A intromissão ocasional de figuras de estilo recorrentes da
gramática cinematográfica - o reflexo no espelho partido como signo
de perturbação identitária; a ilusão expressionista de silhuetas
em contraluz num anexo subterrâneo rasgado entre escombros; a névoa
nocturna sobre a estação de comboios sinalizando a mudança
iminente - não perturba os fundamentos de uma planificação
delicada, pela qual Petzold se insurge simultaneamente contra a
rigidez académica - a omissão generosa do exibicionismo formal
assegura o acesso desimpedido ao argumento escrito; a angularização
ligeira dos pontos de vista suaviza o compromisso vinculativo do
plano frontal - e os excessos retóricos.
Se a cinefilia é, em Phoenix,
um aspecto circunstancial - a
referência directa a Woman in the Moon,
de Fritz Lang; a memória de Les Yeux sans Visage,
de Georges Franju, no rosto deformado e oculto de Nelly; a
reconstrução alegórica do território alemão no pós-guerra, que
retoma Lola, de
Fassbinder; a sombra de Vertigo,
de Hitchcock, na adopção personalizada do mito de Pigmaleão -, a
excelência da premissa de base - o desencontro entre dois amantes
provocado pelo desfasamento irresolúvel das respectivas linhas de
tempo - parece insinuar no filme a referência a uma obra literária:
A Invenção de Morel,
de Adolfo Bioy Casares.
Numa composição formal de grande
rigor e perfeição - sustentada por um argumento brilhante -, apenas
a intermitência dramática provoca algum tipo de oscilação ao
equilíbrio global. O isolamento, no plano, de um espaço de forte
propensão emocional - a interacção desfasada de Nelly e Johnny
delimita com precisão a área vinculada à catarse - impõe uma
condição decisiva para a continuidade dramática do filme, de cuja
intensidade dependerá a aproximação ou distância desse centro
efervescente.
A sincronização de duas intenções
concorrentes - a disposição alegórica da premissa narrativa e a
propensão austera da forma fílmica - é assegurada pelo talento
perspicaz de Nina Hoss. Na economia idiossincrática de gestos e
meneares - em cuja descontinuidade se adivinha o assomo involuntário
de expressões recalcadas -, Hoss acomoda de forma orgânica a
interacção narrativa de linhas de tempo distintas - presente e
passado - bem como de diferentes investimentos estéticos - a
alegoria da premissa e o rigor do contexto.
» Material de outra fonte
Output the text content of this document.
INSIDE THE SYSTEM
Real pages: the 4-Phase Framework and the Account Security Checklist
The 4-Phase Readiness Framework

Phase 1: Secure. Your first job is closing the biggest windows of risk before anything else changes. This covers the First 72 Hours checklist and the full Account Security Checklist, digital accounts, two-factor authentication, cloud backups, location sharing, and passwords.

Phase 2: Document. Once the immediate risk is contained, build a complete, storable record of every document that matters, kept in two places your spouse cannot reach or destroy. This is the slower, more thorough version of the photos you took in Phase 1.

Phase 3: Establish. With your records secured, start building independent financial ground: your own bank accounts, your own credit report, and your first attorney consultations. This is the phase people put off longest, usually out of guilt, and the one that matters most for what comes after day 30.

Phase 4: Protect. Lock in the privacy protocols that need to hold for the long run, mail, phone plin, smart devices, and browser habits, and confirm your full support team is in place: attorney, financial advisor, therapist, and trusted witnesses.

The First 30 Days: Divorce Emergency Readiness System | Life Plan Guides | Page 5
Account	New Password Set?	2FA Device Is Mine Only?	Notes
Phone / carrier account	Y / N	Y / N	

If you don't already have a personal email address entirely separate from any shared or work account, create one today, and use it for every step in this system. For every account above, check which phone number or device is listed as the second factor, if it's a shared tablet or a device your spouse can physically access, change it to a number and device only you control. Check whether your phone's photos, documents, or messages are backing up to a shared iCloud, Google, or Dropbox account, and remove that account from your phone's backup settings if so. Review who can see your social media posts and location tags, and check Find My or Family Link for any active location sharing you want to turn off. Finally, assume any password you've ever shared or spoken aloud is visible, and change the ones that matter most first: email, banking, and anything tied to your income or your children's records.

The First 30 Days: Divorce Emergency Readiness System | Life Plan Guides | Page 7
Em inflexões subtis, a actriz
certifica a memória activa de uma personagem anterior - a
purificação redentora de um acto sacrificial no final de Barbara
- ao mesmo tempo que afirma a identidade autónoma da sua construção
actual - a credulidade dogmática de Nelly em Phoenix
-, assegurando com
brilhantismo a leitura conjunta - Barbara, Phoenix -
de um díptico notável.
É interessante a forma como o Petzold aborda a questão da representação do Holocausto a partir da alegoria. O que é para mim crucial no filme é a tematização do mecanismo da alegoria enquanto força de organização interna do cinema narrativo e da própria História. Isso torna as referências para outros momentos da própria história do cinema num gesto com um alcance que não se vê com frequência por outras paragen: pessoalmente abomino a ideia de citação enquanto homenagem, como tantas vezes se lê.
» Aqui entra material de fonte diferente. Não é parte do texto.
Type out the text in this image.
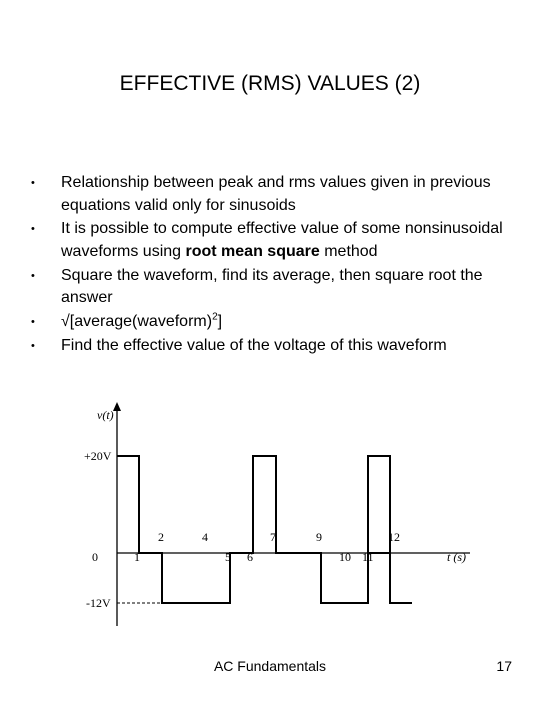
EFFECTIVE (RMS) VALUES (2)
• Relationship between peak and rms values given in previous equations valid only for sinusoids
• It is possible to compute effective value of some nonsinusoidal waveforms using root mean square method
• Square the waveform, find its average, then square root the answer
• √[average(waveform)$^2$]
• Find the effective value of the voltage of this waveform
v(t)
+20V
-12V
t (s)
2	4	7	9	12
0	1	5 6	10 11
AC Fundamentals	17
ResponderEliminarCaro José, agradeço muito o seu comentário, sobretudo pela eloquência e sabedoria que demonstra. Também em mim a "citação enquanto homenagem" provoca algum desconforto. Pessoalmente, sou mais atreito a gostar de referências involuntárias - motivadas pela fixação das imagens na retina - do que de reconstruções manifestas de episódios concretos.